The 2020 MLB season will be like nothing we’ve ever seen before. Compared to past seasons, 2020 will be almost unrecognizable, featuring, among other stark changes, a condensed 60-game schedule, empty stadiums, expanded 16-team playoffs, an exiled Toronto Blue Jays team (who regrettably chose Buffalo over the far superior Hartford as its new temporary residence), an injured Clayton Kershaw (okay, maybe that’s not new) and, strangest of all, a new format for extra innings.

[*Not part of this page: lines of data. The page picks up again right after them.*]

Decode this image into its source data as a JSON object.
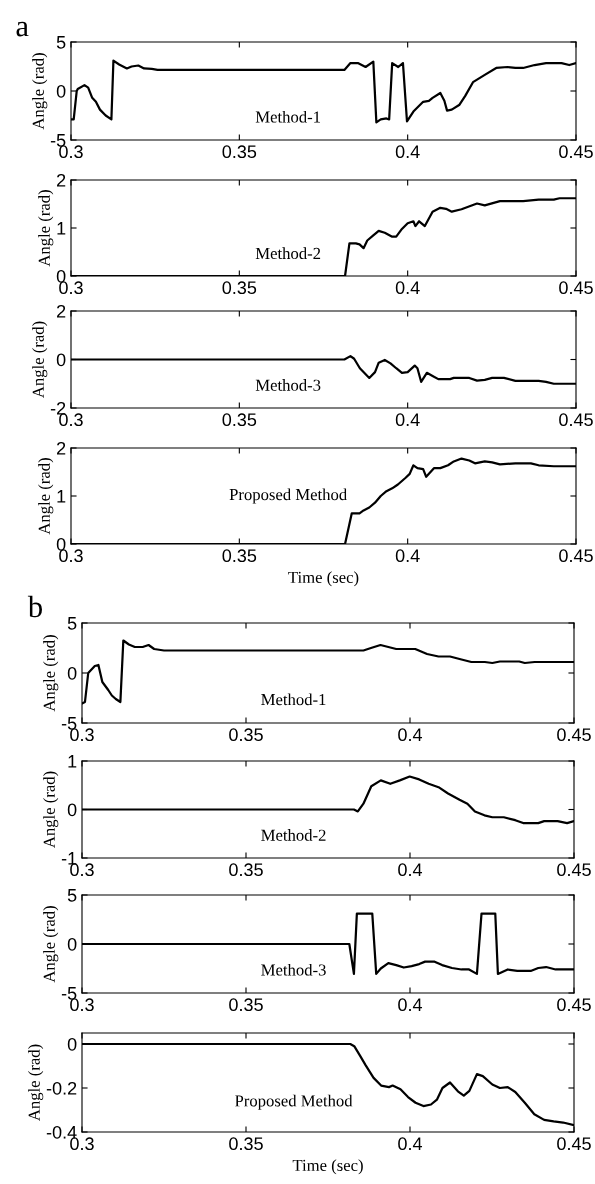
{
  "chart_data": [
    {
      "type": "line",
      "title": "a",
      "ylabel": "Angle (rad)",
      "annotations": [
        "Method-1"
      ],
      "xlim": [
        0.3,
        0.45
      ],
      "ylim": [
        -5,
        5
      ],
      "xticks": [
        0.3,
        0.35,
        0.4,
        0.45
      ],
      "yticks": [
        -5,
        0,
        5
      ],
      "x": [
        0.3,
        0.3008,
        0.3017,
        0.302,
        0.304,
        0.3051,
        0.3063,
        0.3074,
        0.3086,
        0.3103,
        0.312,
        0.3126,
        0.3143,
        0.3166,
        0.318,
        0.32,
        0.3217,
        0.324,
        0.3257,
        0.3812,
        0.383,
        0.3852,
        0.3875,
        0.3898,
        0.3907,
        0.392,
        0.3937,
        0.3945,
        0.3954,
        0.3972,
        0.3986,
        0.3998,
        0.4017,
        0.4046,
        0.4063,
        0.4074,
        0.4097,
        0.4109,
        0.4117,
        0.4131,
        0.4154,
        0.4171,
        0.4194,
        0.4229,
        0.4263,
        0.4297,
        0.432,
        0.4343,
        0.4377,
        0.4411,
        0.4457,
        0.448,
        0.45
      ],
      "series": [
        {
          "color": "#000000",
          "values": [
            -2.9,
            -2.9,
            0,
            0.2,
            0.6,
            0.35,
            -0.7,
            -1.1,
            -1.9,
            -2.5,
            -2.9,
            3.1,
            2.7,
            2.3,
            2.5,
            2.6,
            2.3,
            2.25,
            2.15,
            2.15,
            2.85,
            2.85,
            2.45,
            3.0,
            -3.2,
            -2.9,
            -2.8,
            -2.9,
            2.85,
            2.45,
            2.85,
            -3.1,
            -2.1,
            -1.1,
            -1.0,
            -0.7,
            -0.2,
            -1.0,
            -2.0,
            -1.9,
            -1.4,
            -0.5,
            0.9,
            1.65,
            2.35,
            2.45,
            2.35,
            2.35,
            2.65,
            2.85,
            2.85,
            2.65,
            2.85
          ]
        }
      ]
    },
    {
      "type": "line",
      "ylabel": "Angle (rad)",
      "annotations": [
        "Method-2"
      ],
      "xlim": [
        0.3,
        0.45
      ],
      "ylim": [
        0,
        2
      ],
      "xticks": [
        0.3,
        0.35,
        0.4,
        0.45
      ],
      "yticks": [
        0,
        1,
        2
      ],
      "x": [
        0.3,
        0.3814,
        0.3827,
        0.3846,
        0.3857,
        0.3869,
        0.388,
        0.3897,
        0.3914,
        0.3932,
        0.3954,
        0.3966,
        0.3983,
        0.4,
        0.4017,
        0.4023,
        0.4034,
        0.4051,
        0.4074,
        0.4097,
        0.4114,
        0.4131,
        0.416,
        0.4206,
        0.4229,
        0.4274,
        0.4343,
        0.4389,
        0.4434,
        0.4451,
        0.45
      ],
      "series": [
        {
          "color": "#000000",
          "values": [
            0,
            0,
            0.68,
            0.68,
            0.66,
            0.58,
            0.74,
            0.84,
            0.94,
            0.9,
            0.82,
            0.82,
            0.98,
            1.1,
            1.14,
            1.04,
            1.14,
            1.04,
            1.34,
            1.42,
            1.4,
            1.34,
            1.39,
            1.51,
            1.47,
            1.56,
            1.56,
            1.59,
            1.59,
            1.62,
            1.62
          ]
        }
      ]
    },
    {
      "type": "line",
      "ylabel": "Angle (rad)",
      "annotations": [
        "Method-3"
      ],
      "xlim": [
        0.3,
        0.45
      ],
      "ylim": [
        -2,
        2
      ],
      "xticks": [
        0.3,
        0.35,
        0.4,
        0.45
      ],
      "yticks": [
        -2,
        0,
        2
      ],
      "x": [
        0.3,
        0.3812,
        0.383,
        0.3841,
        0.3858,
        0.3886,
        0.3903,
        0.3914,
        0.3932,
        0.3949,
        0.3966,
        0.3983,
        0.4,
        0.4021,
        0.4029,
        0.404,
        0.4057,
        0.4074,
        0.4091,
        0.4126,
        0.4137,
        0.4183,
        0.4206,
        0.4229,
        0.4251,
        0.4286,
        0.432,
        0.4389,
        0.4411,
        0.4434,
        0.45
      ],
      "series": [
        {
          "color": "#000000",
          "values": [
            0,
            0,
            0.14,
            0.03,
            -0.36,
            -0.76,
            -0.52,
            -0.13,
            -0.02,
            -0.16,
            -0.36,
            -0.55,
            -0.52,
            -0.25,
            -0.36,
            -0.92,
            -0.55,
            -0.68,
            -0.81,
            -0.81,
            -0.76,
            -0.76,
            -0.87,
            -0.84,
            -0.76,
            -0.76,
            -0.88,
            -0.88,
            -0.92,
            -1.0,
            -1.0
          ]
        }
      ]
    },
    {
      "type": "line",
      "ylabel": "Angle (rad)",
      "xlabel": "Time (sec)",
      "annotations": [
        "Proposed Method"
      ],
      "xlim": [
        0.3,
        0.45
      ],
      "ylim": [
        0,
        2
      ],
      "xticks": [
        0.3,
        0.35,
        0.4,
        0.45
      ],
      "yticks": [
        0,
        1,
        2
      ],
      "x": [
        0.3,
        0.3814,
        0.3834,
        0.3857,
        0.3869,
        0.3886,
        0.3903,
        0.392,
        0.3937,
        0.3954,
        0.3971,
        0.3994,
        0.4006,
        0.4017,
        0.4029,
        0.4046,
        0.4055,
        0.4078,
        0.4097,
        0.412,
        0.4137,
        0.416,
        0.4183,
        0.42,
        0.4229,
        0.4251,
        0.4274,
        0.432,
        0.4366,
        0.4389,
        0.4434,
        0.45
      ],
      "series": [
        {
          "color": "#000000",
          "values": [
            0,
            0,
            0.64,
            0.64,
            0.7,
            0.76,
            0.86,
            1.0,
            1.1,
            1.16,
            1.24,
            1.38,
            1.46,
            1.64,
            1.58,
            1.56,
            1.4,
            1.58,
            1.58,
            1.64,
            1.72,
            1.78,
            1.74,
            1.68,
            1.72,
            1.7,
            1.66,
            1.68,
            1.68,
            1.64,
            1.62,
            1.62
          ]
        }
      ]
    },
    {
      "type": "line",
      "title": "b",
      "ylabel": "Angle (rad)",
      "annotations": [
        "Method-1"
      ],
      "xlim": [
        0.3,
        0.45
      ],
      "ylim": [
        -5,
        5
      ],
      "xticks": [
        0.3,
        0.35,
        0.4,
        0.45
      ],
      "yticks": [
        -5,
        0,
        5
      ],
      "x": [
        0.3,
        0.3009,
        0.3019,
        0.3039,
        0.305,
        0.3062,
        0.308,
        0.3091,
        0.3103,
        0.3117,
        0.3126,
        0.3143,
        0.3161,
        0.3185,
        0.3203,
        0.322,
        0.325,
        0.3858,
        0.3881,
        0.391,
        0.3934,
        0.3958,
        0.4016,
        0.4052,
        0.4087,
        0.4122,
        0.4157,
        0.4187,
        0.4228,
        0.4251,
        0.4274,
        0.4333,
        0.435,
        0.438,
        0.45
      ],
      "series": [
        {
          "color": "#000000",
          "values": [
            -3.05,
            -2.9,
            0,
            0.7,
            0.8,
            -0.9,
            -1.7,
            -2.25,
            -2.6,
            -2.9,
            3.25,
            2.85,
            2.6,
            2.6,
            2.8,
            2.4,
            2.25,
            2.25,
            2.5,
            2.8,
            2.6,
            2.4,
            2.4,
            1.9,
            1.65,
            1.65,
            1.35,
            1.1,
            1.1,
            1.0,
            1.15,
            1.15,
            1.0,
            1.1,
            1.1
          ]
        }
      ]
    },
    {
      "type": "line",
      "ylabel": "Angle (rad)",
      "annotations": [
        "Method-2"
      ],
      "xlim": [
        0.3,
        0.45
      ],
      "ylim": [
        -1,
        1
      ],
      "xticks": [
        0.3,
        0.35,
        0.4,
        0.45
      ],
      "yticks": [
        -1,
        0,
        1
      ],
      "x": [
        0.3,
        0.3829,
        0.3841,
        0.3858,
        0.3882,
        0.3911,
        0.394,
        0.3969,
        0.3999,
        0.4028,
        0.4057,
        0.4087,
        0.4116,
        0.4151,
        0.4175,
        0.4198,
        0.4227,
        0.4251,
        0.4286,
        0.4321,
        0.4345,
        0.4391,
        0.4409,
        0.445,
        0.4479,
        0.45
      ],
      "series": [
        {
          "color": "#000000",
          "values": [
            0,
            0,
            -0.04,
            0.12,
            0.48,
            0.6,
            0.53,
            0.6,
            0.68,
            0.62,
            0.53,
            0.46,
            0.33,
            0.2,
            0.12,
            -0.04,
            -0.12,
            -0.16,
            -0.16,
            -0.22,
            -0.28,
            -0.28,
            -0.24,
            -0.24,
            -0.28,
            -0.24
          ]
        }
      ]
    },
    {
      "type": "line",
      "ylabel": "Angle (rad)",
      "annotations": [
        "Method-3"
      ],
      "xlim": [
        0.3,
        0.45
      ],
      "ylim": [
        -5,
        5
      ],
      "xticks": [
        0.3,
        0.35,
        0.4,
        0.45
      ],
      "yticks": [
        -5,
        0,
        5
      ],
      "x": [
        0.3,
        0.3815,
        0.3829,
        0.3838,
        0.3885,
        0.3897,
        0.3911,
        0.3934,
        0.3958,
        0.3981,
        0.4005,
        0.4028,
        0.4046,
        0.4075,
        0.4098,
        0.4128,
        0.4157,
        0.418,
        0.4204,
        0.4218,
        0.426,
        0.4268,
        0.4298,
        0.4327,
        0.4368,
        0.4391,
        0.4415,
        0.4444,
        0.45
      ],
      "series": [
        {
          "color": "#000000",
          "values": [
            0,
            0,
            -3.05,
            3.1,
            3.1,
            -3.05,
            -2.5,
            -1.95,
            -2.15,
            -2.4,
            -2.25,
            -2.05,
            -1.8,
            -1.8,
            -2.15,
            -2.45,
            -2.6,
            -2.6,
            -3.05,
            3.1,
            3.1,
            -3.05,
            -2.6,
            -2.75,
            -2.75,
            -2.45,
            -2.35,
            -2.6,
            -2.6
          ]
        }
      ]
    },
    {
      "type": "line",
      "ylabel": "Angle (rad)",
      "xlabel": "Time (sec)",
      "annotations": [
        "Proposed Method"
      ],
      "xlim": [
        0.3,
        0.45
      ],
      "ylim": [
        -0.4,
        0.05
      ],
      "xticks": [
        0.3,
        0.35,
        0.4,
        0.45
      ],
      "yticks": [
        -0.4,
        -0.2,
        0
      ],
      "x": [
        0.3,
        0.3818,
        0.383,
        0.3848,
        0.3865,
        0.3889,
        0.3912,
        0.3936,
        0.3947,
        0.3971,
        0.3994,
        0.4017,
        0.4041,
        0.4064,
        0.4082,
        0.4099,
        0.4122,
        0.4146,
        0.4164,
        0.4181,
        0.4204,
        0.4222,
        0.4251,
        0.4274,
        0.4298,
        0.4321,
        0.435,
        0.4379,
        0.4409,
        0.4438,
        0.4467,
        0.45
      ],
      "series": [
        {
          "color": "#000000",
          "values": [
            0,
            0,
            -0.01,
            -0.054,
            -0.097,
            -0.154,
            -0.189,
            -0.196,
            -0.189,
            -0.206,
            -0.241,
            -0.267,
            -0.282,
            -0.275,
            -0.253,
            -0.2,
            -0.175,
            -0.215,
            -0.235,
            -0.213,
            -0.137,
            -0.146,
            -0.184,
            -0.2,
            -0.196,
            -0.218,
            -0.267,
            -0.319,
            -0.345,
            -0.352,
            -0.357,
            -0.369
          ]
        }
      ]
    }
  ]
}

It’s the latter twist that’s driving baseball purists up a wall, and understandably so. Beginning extra innings with a runner on second, though logical in some respects (already months behind schedule, the last thing MLB needs are endless, extra-inning games being played at all hours of the night), feels more like a gimmick than a true solution. While the minor leagues installed this rule years ago in an effort to speed up games, that doesn’t make its implementation at the major-league level any less jarring.
It didn’t take long for MLB to debut its polarizing new wrinkle with Friday night’s opener in Oakland going the distance. The A’s and visiting Los Angeles Angels played to a 3-3 tie through nine, prompting the first bonus baseball of 2020. Shohei Ohtani, who struck out to end the ninth, made history by becoming the first player to start an inning on second base. The former AL Rookie of the Year wasn’t on the base-paths for long, however, getting caught in a rundown at third for the inning’s first out. The Halos wound up loading the bases off Burch Smith but couldn’t finish the job as Andrelton Simmons ended the threat by rolling a weak, inning-ending grounder to second base.
After the Angels left them loaded in the 10th, the A’s responded in emphatic fashion, walking it off in the bottom half of the frame on a one-out grand slam courtesy of first baseman Matt Olson. According to STATS, Olson is just the third player to launch a walk-off grand slam on Opening Day, joining the likes of Jim Presley and Sixton Lezcano, who both accomplished their feats in the 1980s.
“It definitely is interesting,” Olson told the Associated Press of his first extra-innings experience under the league’s new rules. “I think it would be a lot tougher to go to 17 or 18-inning games with a guy on second. You'd think at some point somebody's probably going to get a knock.”
Strap in, folks. Baseball in 2020 is only going to get weirder.